Будучи человеком робкого десятка, Увалов отпросился с работы пораньше — ведь улики уликами, а Семёнову из третьего подъезда он видит не так уж и часто, а в прошлый раз она так вообще посмеялась над его анекдотом.


И вот нам уже интересно: будет ли Борис пить и пригласит ли Увалов Семёнову на свиданье.


Ну а сложение двух принципов — динамизации и единства — даёт нам, наконец-то, последний принцип.


Сукцессивность. Или, как говорилось ранее, симультанность. Это свойство, когда мы воспринимаем произведение как произведение. Иными словами, именно благодаря этому свойству мы можем понять, что перед нами рассказ, а не анекдот. Каким образом? Через определённое сочетание тесноты и динамизации, организованное по некому принципу единства.


Фуф, мы закончили. Или нет? Мы же так и не ответили на изначальный вопрос. И вот тут нас встречает нечто очень интересное: нам не нужна динамизация. Как же так — ведь на ней всё и строится?


Всё дело в том, что наша речь линейна, как говорил де Соссюр. Именно поэтому мы обречены на неё. Нельзя одновременно смотреть за страданиями Бориса и муками Увалова. Сначала надо выбрать что-то одно. Или нет?


Мы можем нарисовать картину, где будет в разрезе дом. И в одной квартире мы можем изобразить Бориса, который тайно поглядывает на заначку водки. А в другой — прихорашивающегося перед зеркалом Увалова.

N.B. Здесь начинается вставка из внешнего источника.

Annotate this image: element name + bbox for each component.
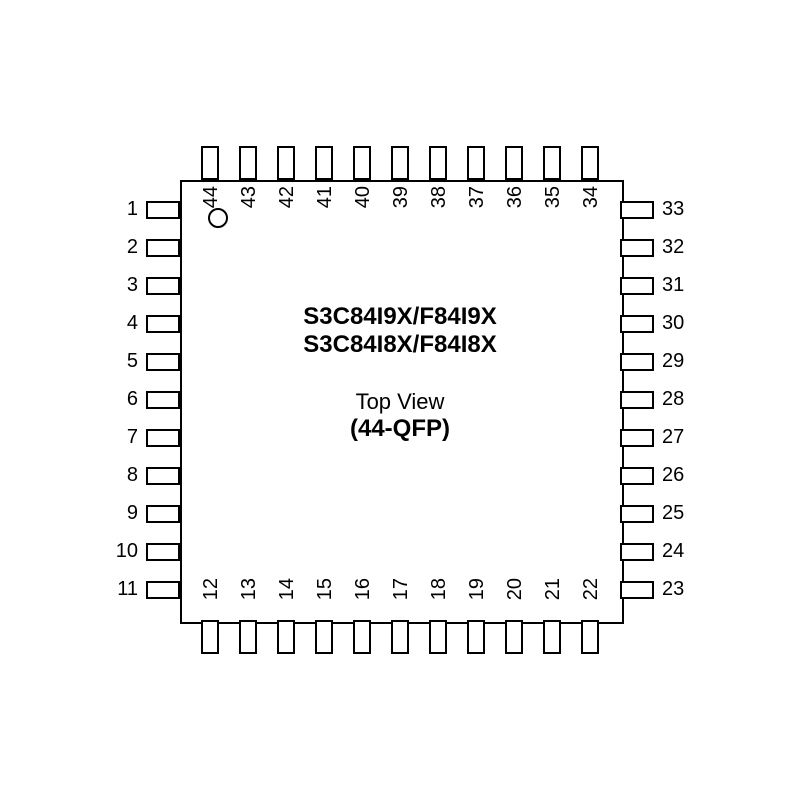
part-number-1: S3C84I9X/F84I9X [180,303,620,331]
pin-number-29: 29 [662,350,684,373]
pin-17 [391,620,409,654]
pin-32 [620,239,654,257]
pin-number-21: 21 [542,578,565,600]
pin-19 [467,620,485,654]
pin-number-33: 33 [662,198,684,221]
pin-number-12: 12 [200,578,223,600]
pin-25 [620,505,654,523]
pin-number-36: 36 [504,186,527,208]
pin-36 [505,146,523,180]
pin-21 [543,620,561,654]
pin-number-25: 25 [662,502,684,525]
pin-number-23: 23 [662,578,684,601]
pin-2 [146,239,180,257]
pin-28 [620,391,654,409]
pin-number-17: 17 [390,578,413,600]
pin-number-2: 2 [98,236,138,259]
pin-number-15: 15 [314,578,337,600]
pin-number-4: 4 [98,312,138,335]
pin-4 [146,315,180,333]
pin-20 [505,620,523,654]
pin-number-44: 44 [200,186,223,208]
pin-27 [620,429,654,447]
pin-number-14: 14 [276,578,299,600]
pin-number-1: 1 [98,198,138,221]
pin-number-37: 37 [466,186,489,208]
part-number-2: S3C84I8X/F84I8X [180,331,620,359]
pin-43 [239,146,257,180]
pin-41 [315,146,333,180]
pin-35 [543,146,561,180]
pin1-orientation-dot [208,208,228,228]
pin-6 [146,391,180,409]
pin-8 [146,467,180,485]
pin-number-9: 9 [98,502,138,525]
pin-number-38: 38 [428,186,451,208]
pin-30 [620,315,654,333]
pin-number-34: 34 [580,186,603,208]
pin-1 [146,201,180,219]
pin-number-40: 40 [352,186,375,208]
pin-16 [353,620,371,654]
pin-number-13: 13 [238,578,261,600]
pin-11 [146,581,180,599]
pin-number-3: 3 [98,274,138,297]
pin-10 [146,543,180,561]
pin-number-7: 7 [98,426,138,449]
pin-number-28: 28 [662,388,684,411]
pin-29 [620,353,654,371]
pin-22 [581,620,599,654]
pin-number-27: 27 [662,426,684,449]
pin-number-10: 10 [98,540,138,563]
package-label: (44-QFP) [180,415,620,443]
pin-number-42: 42 [276,186,299,208]
pin-42 [277,146,295,180]
pin-number-26: 26 [662,464,684,487]
pin-40 [353,146,371,180]
pin-14 [277,620,295,654]
view-label: Top View [180,389,620,415]
pin-number-41: 41 [314,186,337,208]
pin-number-5: 5 [98,350,138,373]
pin-26 [620,467,654,485]
pin-number-39: 39 [390,186,413,208]
pin-number-31: 31 [662,274,684,297]
pin-23 [620,581,654,599]
pin-number-8: 8 [98,464,138,487]
pin-number-20: 20 [504,578,527,600]
pin-number-11: 11 [98,578,138,601]
pin-number-16: 16 [352,578,375,600]
pin-number-24: 24 [662,540,684,563]
pin-13 [239,620,257,654]
pin-37 [467,146,485,180]
pin-39 [391,146,409,180]
pin-number-32: 32 [662,236,684,259]
pin-33 [620,201,654,219]
pin-7 [146,429,180,447]
pin-15 [315,620,333,654]
pin-number-22: 22 [580,578,603,600]
pin-44 [201,146,219,180]
pin-24 [620,543,654,561]
pin-number-43: 43 [238,186,261,208]
pin-18 [429,620,447,654]
pin-38 [429,146,447,180]
pin-number-30: 30 [662,312,684,335]
pin-9 [146,505,180,523]
pin-number-6: 6 [98,388,138,411]
pin-3 [146,277,180,295]
pin-31 [620,277,654,295]
pin-34 [581,146,599,180]
pin-number-35: 35 [542,186,565,208]
pin-number-18: 18 [428,578,451,600]
pin-12 [201,620,219,654]
pin-number-19: 19 [466,578,489,600]
qfp-package-diagram: S3C84I9X/F84I9XS3C84I8X/F84I8X Top View(4… [86,86,714,714]
pin-5 [146,353,180,371]
chip-center-text: S3C84I9X/F84I9XS3C84I8X/F84I8X Top View(4… [180,303,620,443]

Что мы только что сделали? Перепрыгнули от одного языка к другому. Картина статична. Памятник Ленину статичен. Это нечто такое, что образует совсем другую форму единства — за счёт совсем иной формы передачи. Это уже даже не разница между слоном и мышью — это пропасть между слоном и акулой.


И именно поэтому я предложил термин целостность. Слон — это явно не акула. И это явно не золотистый стафилококк. Однако мы как бы объединяем это в одну группу. Сукцессивность, получается, вообще первична, а не следует из остальных свойств.


А да, простите — это важно. Борис Увалов, разумеется, нажрался. Вся его трагедия заключалась в том, что он сначала пригласил Семёнову на свиданье, которое прошло бесподобно. Окрылёный успехом, он уже даже купил кольцо и хотел сделать Семёновой предложение. Но чёртов день учёта улик. Прошлый участковый был слишком невнимателен — не то, что Борис. Все улики указывали на то, что Семёнова — это Белая Гадюка, криминальный авторитет, промышляющий наркотиками и крышеванием проституции. И именно на суде он и познакомился с Верой Зайцевой — тогда молодым прокурором, а ныне его женой-гадюкой.